Le Parti Socialiste que j’ai connu n’existe plus

lundi 20 décembre 2010.
 

Je ne crois pas que le PS se tire d’affaire avec ses Conventions sur le projet davantage qu’avec ses primaires. Le parti que j’ai connu n’existe plus. 37 présents à l’assemblée générale de la section de Calais, à peine 900 votants pour toutes les sections de la fédération de l’Essonne un soir de grande élection pour la liste sénatoriale et désignation du candidat président du conseil général alors même que chacun accuse l’autre d’avoir gonflé les effectifs ! Ces deux exemples illustrent une dissidence passive de masse des adhérents. François Hollande lui-même la pointait récemment avec angoisse en notant que les textes étaient adoptés par moins du tiers des adhérents à jour et de même dans le conseil national du parti. Il y a aujourd’hui 65 000 cartes à jour au PS. Autant dire les seuls élus et le premier cercle de leurs collaborateurs et clients. Partout les instances ne se réunissent plus qu’occasionnellement. Les bureaux départementaux autrefois hebdomadaires sont de plus en plus en plus souvent mensuels, les réunions de conseil fédéraux trimestriels, les sections hautement épisodiques. Et ainsi de suite.

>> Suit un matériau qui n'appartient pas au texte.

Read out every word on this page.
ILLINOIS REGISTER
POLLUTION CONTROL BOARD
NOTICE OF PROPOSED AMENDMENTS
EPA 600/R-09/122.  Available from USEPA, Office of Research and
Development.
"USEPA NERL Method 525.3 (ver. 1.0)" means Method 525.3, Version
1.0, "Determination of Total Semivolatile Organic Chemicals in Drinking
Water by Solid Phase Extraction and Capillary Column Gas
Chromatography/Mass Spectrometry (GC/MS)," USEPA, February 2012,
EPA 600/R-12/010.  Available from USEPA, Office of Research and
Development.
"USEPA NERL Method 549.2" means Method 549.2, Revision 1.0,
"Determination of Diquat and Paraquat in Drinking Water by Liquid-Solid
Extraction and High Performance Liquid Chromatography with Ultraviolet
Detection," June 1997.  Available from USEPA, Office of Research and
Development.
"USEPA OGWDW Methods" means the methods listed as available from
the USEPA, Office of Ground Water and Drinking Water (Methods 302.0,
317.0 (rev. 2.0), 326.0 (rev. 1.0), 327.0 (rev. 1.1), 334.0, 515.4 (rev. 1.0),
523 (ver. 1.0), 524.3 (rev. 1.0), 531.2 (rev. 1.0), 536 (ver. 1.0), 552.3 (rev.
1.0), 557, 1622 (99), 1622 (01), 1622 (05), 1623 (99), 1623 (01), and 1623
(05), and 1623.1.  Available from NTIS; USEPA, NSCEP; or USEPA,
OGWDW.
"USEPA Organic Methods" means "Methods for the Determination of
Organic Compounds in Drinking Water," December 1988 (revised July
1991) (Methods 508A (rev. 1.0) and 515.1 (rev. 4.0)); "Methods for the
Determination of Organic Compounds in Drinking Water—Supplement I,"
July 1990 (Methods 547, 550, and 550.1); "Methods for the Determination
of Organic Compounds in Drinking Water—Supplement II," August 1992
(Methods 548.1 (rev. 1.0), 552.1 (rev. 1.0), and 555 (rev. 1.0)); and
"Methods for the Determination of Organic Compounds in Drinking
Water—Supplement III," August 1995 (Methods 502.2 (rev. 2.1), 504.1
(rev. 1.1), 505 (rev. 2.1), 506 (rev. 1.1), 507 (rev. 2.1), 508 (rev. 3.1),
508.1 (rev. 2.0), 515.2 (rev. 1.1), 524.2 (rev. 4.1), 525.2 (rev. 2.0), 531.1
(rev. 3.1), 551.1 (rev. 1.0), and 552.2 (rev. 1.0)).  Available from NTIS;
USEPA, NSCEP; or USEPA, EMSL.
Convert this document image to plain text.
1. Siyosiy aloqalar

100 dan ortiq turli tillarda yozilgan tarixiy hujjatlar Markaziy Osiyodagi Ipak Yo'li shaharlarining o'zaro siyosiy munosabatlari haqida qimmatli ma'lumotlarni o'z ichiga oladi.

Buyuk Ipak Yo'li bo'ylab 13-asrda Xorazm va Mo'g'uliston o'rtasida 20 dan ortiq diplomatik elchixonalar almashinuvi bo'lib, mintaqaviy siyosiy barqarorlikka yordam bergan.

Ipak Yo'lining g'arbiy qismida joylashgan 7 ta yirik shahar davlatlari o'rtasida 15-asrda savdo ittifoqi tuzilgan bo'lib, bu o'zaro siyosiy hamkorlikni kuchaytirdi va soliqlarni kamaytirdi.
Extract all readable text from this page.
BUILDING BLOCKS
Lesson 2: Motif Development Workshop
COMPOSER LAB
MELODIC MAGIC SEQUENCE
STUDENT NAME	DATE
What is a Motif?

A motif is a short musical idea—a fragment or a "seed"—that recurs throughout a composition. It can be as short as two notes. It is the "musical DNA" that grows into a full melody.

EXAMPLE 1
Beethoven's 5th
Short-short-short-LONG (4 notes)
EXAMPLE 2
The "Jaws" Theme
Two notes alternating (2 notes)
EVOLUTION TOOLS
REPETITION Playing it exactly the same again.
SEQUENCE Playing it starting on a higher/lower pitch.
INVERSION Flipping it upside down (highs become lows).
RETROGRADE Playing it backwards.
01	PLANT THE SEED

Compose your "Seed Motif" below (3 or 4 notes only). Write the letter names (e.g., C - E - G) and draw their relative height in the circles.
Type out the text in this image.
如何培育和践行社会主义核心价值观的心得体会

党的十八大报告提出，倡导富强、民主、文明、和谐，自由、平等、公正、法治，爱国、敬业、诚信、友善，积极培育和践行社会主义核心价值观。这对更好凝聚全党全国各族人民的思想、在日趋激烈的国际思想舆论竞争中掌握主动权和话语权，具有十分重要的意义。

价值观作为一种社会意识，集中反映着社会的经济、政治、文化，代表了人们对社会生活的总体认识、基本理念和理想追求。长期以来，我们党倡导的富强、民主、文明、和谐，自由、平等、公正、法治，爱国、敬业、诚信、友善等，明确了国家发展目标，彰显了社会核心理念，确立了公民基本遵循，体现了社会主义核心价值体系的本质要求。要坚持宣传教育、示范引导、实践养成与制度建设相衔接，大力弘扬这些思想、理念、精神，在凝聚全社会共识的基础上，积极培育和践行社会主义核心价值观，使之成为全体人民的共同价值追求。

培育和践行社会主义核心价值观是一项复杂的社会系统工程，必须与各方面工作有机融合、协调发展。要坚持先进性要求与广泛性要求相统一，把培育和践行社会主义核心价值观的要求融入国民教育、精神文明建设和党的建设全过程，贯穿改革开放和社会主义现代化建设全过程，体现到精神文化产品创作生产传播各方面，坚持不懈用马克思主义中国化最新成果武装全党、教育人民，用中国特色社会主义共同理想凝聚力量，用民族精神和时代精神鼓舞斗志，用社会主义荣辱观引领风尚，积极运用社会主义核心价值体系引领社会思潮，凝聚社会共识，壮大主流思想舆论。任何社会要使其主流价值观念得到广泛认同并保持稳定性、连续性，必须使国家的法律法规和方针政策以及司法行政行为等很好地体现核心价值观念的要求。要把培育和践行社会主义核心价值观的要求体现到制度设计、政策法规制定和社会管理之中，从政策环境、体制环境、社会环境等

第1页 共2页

La soi disant « remise au travail » du parti est un pur leurre, et la paix interne est la paix du vide. Si Strauss-Kahn parait, il emportera tout en une seconde. Nul ne résistera car il n’y a aucune force pour le faire. Mais si la primaire a vraiment lieu avec plusieurs candidats ce sera une foire d’empoigne sans légitimité. On y verra rappliquer, sous prétexte de citoyens extérieurs invités à voter pour un euro, tout le monde et n’importe qui, de grosses cohortes de clients et commensaux de tous poils, révélant aux derniers restes du parti des adhérents leur place de figurants dérisoires. Terrible leçon de choses qui illustre l’existence des cohérences profondes de l’action politique. Le programme, la stratégie et la forme du parti sont bien liés intimement comme on nous l’enseignait dans les écoles du PS dans les années de la construction du PS du programme commun. Un parti de rupture a besoin de militants qui s’impliquent pour la construction des rapports de force sociaux que le contenu du programme appelle. Un parti d’accompagnement de l’ordre établi n’a besoin que de supporters sans organisation ni culture politique. Ce parti là est une bétaillère.

Naturellement l’actuel « projet » en cours de rédaction n’a aucune signification concrète. Surtout quand il envisage des mesures de progrès social remettant en cause le partage actuel de la valeur ajoutée. Copé a pointé la bonne faille en rappelant que rien de ce programme ne tient face aux banques qui surveillent l’orthodoxie libérale de la gestion du pays. Raison pour laquelle notre premier forum, au Parti de Gauche, avant même le début de la rédaction des fiches programmatiques, a été celui que nous avons consacré à définir comment « gouverner face aux banques » avec la définition de notre stratégie de rapport de force face à la finance. Que vaut la moindre « promesse » face a la décision d’une agence de notation si on n’a pas prévu la stratégie pour affronter les banques qui feraient du chantage aux taux d’intérêts ?

Au demeurant qui peut dire au PS sans rire que le projet sera celui du candidat ? Quelqu’un croit que Strauss-Kahn l’appliquerait ? Ou Ségolène Royal qui a déjà dit qu’elle s’en inspirerait sans le retenir tel quel ? Tout le monde connait la musique. En 2002 Martine Aubry fit le tour des popotes pendant des semaines pour mettre au point le projet « pour dix ans » en vue de la campagne présidentielle. Personne n’en entendit parler le moment venu. Personne ne songea non plus à en demander des nouvelles à Lionel Jospin. En 2007, Henri Emmanuelli réalisa trois ou quatre grande assises du programme de la transformation sociale et le projet pour dix ans. Pas une ligne n’en fut évoqué ensuite pendant la campagne de Ségolène. Là, avant même que l’encre soit sèche, les principaux prétendants ont dit qu’ils n’en pensaient aucun bien. C’est dire. C’est cela que savent les militants et les élus : tout ceci est une comédie.

C’est pourquoi le front de gauche peut disputer le terrain avec confiance. Le programme partagé, lui, ne sera pas une comédie. Nous allons en rabâcher les grands traits et en décliner les axes de toutes les manières possibles pour les ancrer dans les consciences de ceux qui vont coproduire ce programme. Avec cette façon de faire, en bétonnant notre espace nous allons construire du solide, une conscience collective, une volonté, et des aspirations clairement identifiées qui ne seront pas a la merci des politiciens d’entre deux tours.